Frustrated with the experiential gap between the women and men on bikes around her she saw as a messenger, Natalie Ramsland of Sweetpea studied fit under Michael Sylvester (co-founder of the Serotta fit school) and went to UBI in order to learn to create the bike/rider experiences she wanted to see for women in the world.
Ten years on, Natalie works to expand her effect by stepping back from the torch. Working with builders such as Co-Motion and Land Shark for frame construction and Gladys Bikes of Portland as her public portal and fit-studio, Natalie is able to focus on bicycle design for her individual consumers- though, she’s certainly not done building.
BIKERUMOR: Sweetpea has gone through a transformation- it’s not just you in your workshop with a torch. Can you talk about what the current state of Sweetpea?
NATALIE: My business has changed since October. Gladys is my dealer- I had been selling complete bikes direct. A customer would call me and say “I live in Indiana and I want a custom bike” and either they’d fly out and get fit by me or they’d have a fit in their area and I would design the frame based off the fitting and work with the customer on colors, parts, all that, and with the mechanic on the build and get the shipping out.

But there’s a lot of meticulous and time-sensitive aspects to manage a complete build for a customer and I was finding that with two kids and 20 hours a week of childcare, less than that, it impossible to scale up what I was doing or even keep up, to be honest, with all of those direct orders. So moving to just focusing on doing bike fitting and design is allowing me to do more. I really feel like having identified the niche of bike fitting and designing for women has allowed me to know what I can let go of. That’s what the last couple of years have been about, cultivating more focus and figuring out which parts of I can let go of to keep the heart of my work in these years when I’ve got two young kids and a lot of distractions.

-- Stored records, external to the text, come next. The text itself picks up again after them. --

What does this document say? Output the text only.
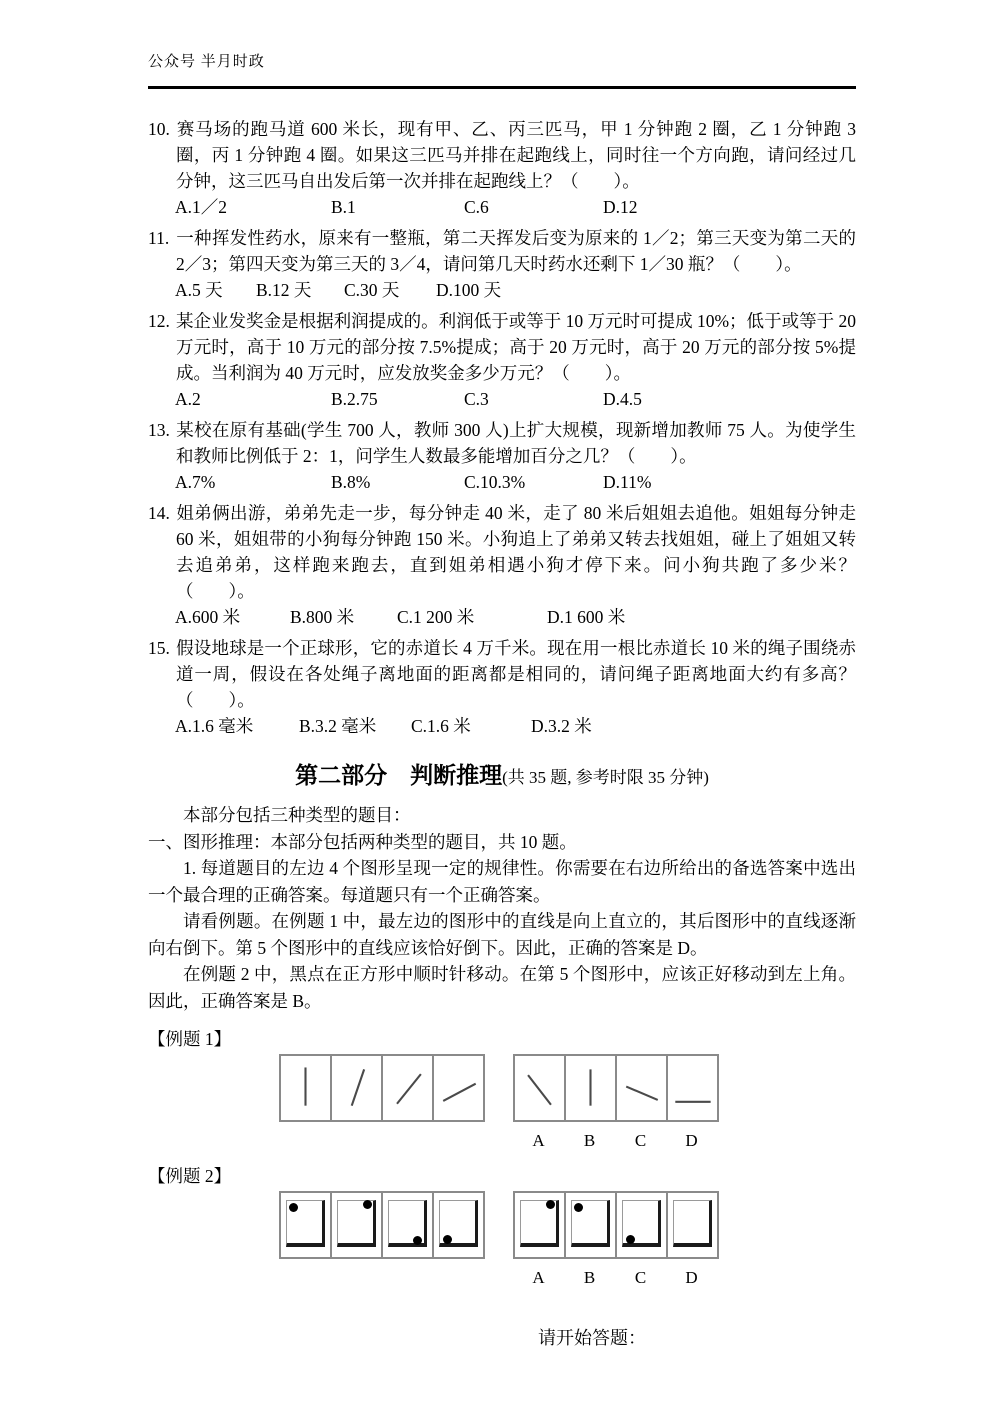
公众号 半月时政

10. 赛马场的跑马道 600 米长，现有甲、乙、丙三匹马，甲 1 分钟跑 2 圈，乙 1 分钟跑 3 圈，丙 1 分钟跑 4 圈。如果这三匹马并排在起跑线上，同时往一个方向跑，请问经过几分钟，这三匹马自出发后第一次并排在起跑线上？（　　）。

A.1／2	B.1	C.6	D.12

11. 一种挥发性药水，原来有一整瓶，第二天挥发后变为原来的 1／2；第三天变为第二天的 2／3；第四天变为第三天的 3／4，请问第几天时药水还剩下 1／30 瓶？（　　）。

A.5 天 B.12 天 C.30 天 D.100 天

12. 某企业发奖金是根据利润提成的。利润低于或等于 10 万元时可提成 10%；低于或等于 20 万元时，高于 10 万元的部分按 7.5%提成；高于 20 万元时，高于 20 万元的部分按 5%提成。当利润为 40 万元时，应发放奖金多少万元？（　　）。

A.2	B.2.75	C.3	D.4.5

13. 某校在原有基础(学生 700 人，教师 300 人)上扩大规模，现新增加教师 75 人。为使学生和教师比例低于 2：1，问学生人数最多能增加百分之几？（　　）。

A.7%	B.8%	C.10.3%	D.11%

14. 姐弟俩出游，弟弟先走一步，每分钟走 40 米，走了 80 米后姐姐去追他。姐姐每分钟走 60 米，姐姐带的小狗每分钟跑 150 米。小狗追上了弟弟又转去找姐姐，碰上了姐姐又转去追弟弟，这样跑来跑去，直到姐弟相遇小狗才停下来。问小狗共跑了多少米？（　　）。

A.600 米	B.800 米 C.1 200 米	D.1 600 米

15. 假设地球是一个正球形，它的赤道长 4 万千米。现在用一根比赤道长 10 米的绳子围绕赤道一周，假设在各处绳子离地面的距离都是相同的，请问绳子距离地面大约有多高？（　　）。

A.1.6 毫米	B.3.2 毫米 C.1.6 米	D.3.2 米
第二部分　判断推理(共 35 题, 参考时限 35 分钟)

本部分包括三种类型的题目：

一、图形推理：本部分包括两种类型的题目，共 10 题。

1. 每道题目的左边 4 个图形呈现一定的规律性。你需要在右边所给出的备选答案中选出一个最合理的正确答案。每道题只有一个正确答案。

请看例题。在例题 1 中，最左边的图形中的直线是向上直立的，其后图形中的直线逐渐向右倒下。第 5 个图形中的直线应该恰好倒下。因此，正确的答案是 D。

在例题 2 中，黑点在正方形中顺时针移动。在第 5 个图形中，应该正好移动到左上角。因此，正确答案是 B。

【例题 1】
A	B	C	D
【例题 2】
A	B	C	D
请开始答题：
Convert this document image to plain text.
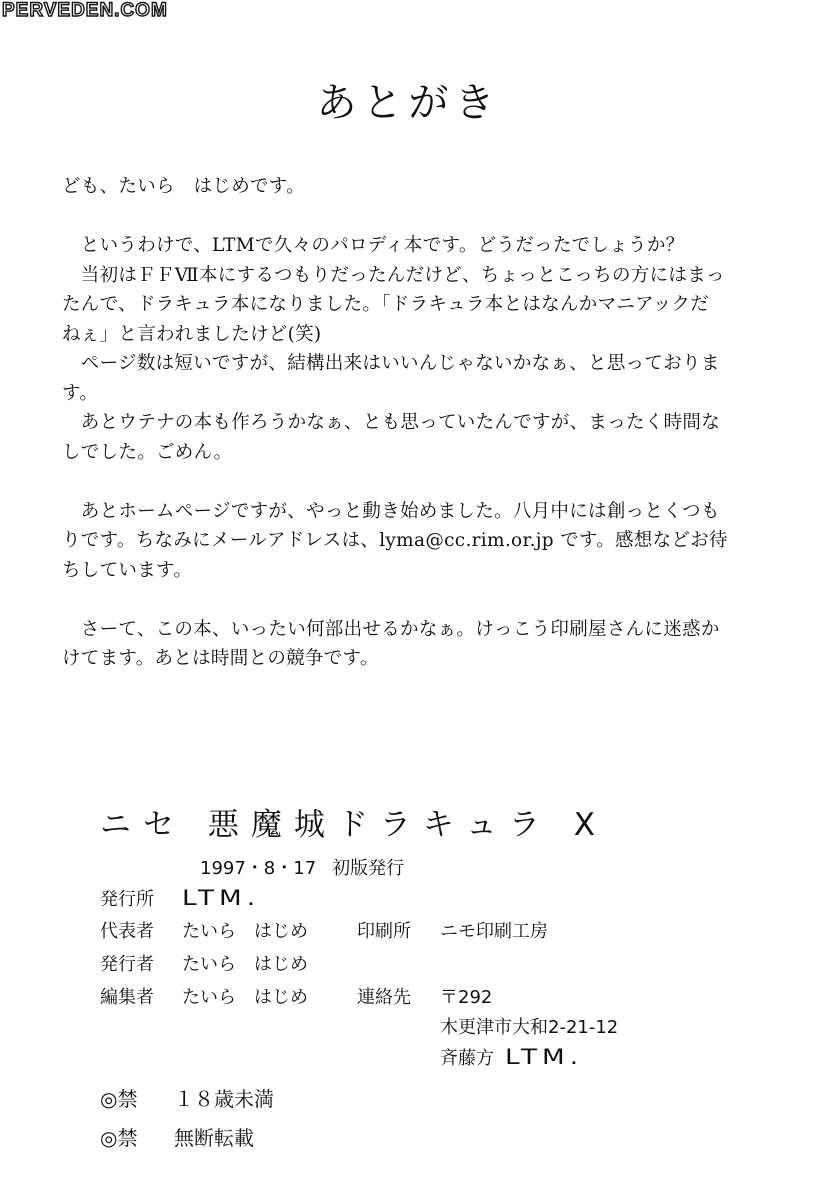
PERVEDEN.COM
あとがき
ども、たいら　はじめです。
　というわけで、LTMで久々のパロディ本です。どうだったでしょうか？
　当初はＦＦⅦ本にするつもりだったんだけど、ちょっとこっちの方にはまっ
たんで、ドラキュラ本になりました。「ドラキュラ本とはなんかマニアックだ
ねぇ」と言われましたけど(笑)
　ページ数は短いですが、結構出来はいいんじゃないかなぁ、と思っておりま
す。
　あとウテナの本も作ろうかなぁ、とも思っていたんですが、まったく時間な
しでした。ごめん。
　あとホームページですが、やっと動き始めました。八月中には創っとくつも
りです。ちなみにメールアドレスは、lyma@cc.rim.or.jp です。感想などお待
ちしています。
　さーて、この本、いったい何部出せるかなぁ。けっこう印刷屋さんに迷惑か
けてます。あとは時間との競争です。
ニセ 悪魔城ドラキュラ X
1997・8・17 初版発行
発行所 LTM.
代表者 たいら　はじめ	印刷所 ニモ印刷工房
発行者 たいら　はじめ
編集者 たいら　はじめ	連絡先 〒292
木更津市大和2-21-12
斉藤方 LTM.
◎禁 １８歳未満
◎禁 無断転載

BIKERUMOR: Does that mean letting customers go?
NATALIE: That means focusing on fewer relationships. So having Gladys as a dealer means that they get to do the extensive conversation with the customer about the parts and the timeline and put all of that together meaning that I can move on to the next bike design. That’s made it a lot easier for me to do more the one part of the process that I feel do really well.
BIKERUMOR: Your website, as long as I’ve been paying attention, has been unique because instead of talking about the building process and the machine and digging into that, you talk about design repeatedly. You emphasize that, and I’ve always thought that was really interesting.
NATALIE: You could focus on any one object, but the magic for me is in the thinking about an individual scenario between bike and women. The relationship between the object and the rider, that it’s not in the bike itself that the magic is. It’s in having a thoughtful response to the relationship. That’s what interests me most because it differs from bike to bike. I’m always seeing different places to have the bike reflect who is going to be riding it and how they are going to be riding it.
BIKERUMOR: Do you have examples of that?
NATALIE: It happens in bike fitting. So I do bike fitting here. So someone could come in with a Surly and say it hurts after mile five or I have toe numbness and I work with that bike and that rider to optimize it. I also do semi-custom fit. So someone comes in and says “I think I want a road bike but I, say, have a couple thousand to spend, and I can’t afford a custom, what would it look like if I used this Soma frame,” and we would figure out what their riding position should be, how do we use a frame then to complete it with the right crank size, right seatpost setback, right stem, handlebars, stack, in order to make it fit as we had designed it around their body.
I do that, and I do completely custom fits.
Last night I had a pretty neat fit that was the partner of a woman who had had some pretty serious riding limitations after having a head injury so we put together this semi-custom for her around an existing bike model and it’s allowed her to ride, so this partner saw how much this benefitted her was “hey, I do a lot of biking too, I’d like to see what more I can get out of my bike.” She wasn’t coming to me with a critical issue, but we were able to make further optimizations which was really neat to me because often I feel like I’m doing harm reduction in those kinds of fits, like, how can I remove the pain? But it’s also fun to have those moments where we aren’t just removing the pain but we’re…
BIKERUMOR: Tailoring.
NATALIE: Yeah!
BIKERUMOR: So Sweetpea right now is all of this. It’s a fitting point of view. It’s an experiential thing, it isn’t just the physical bike.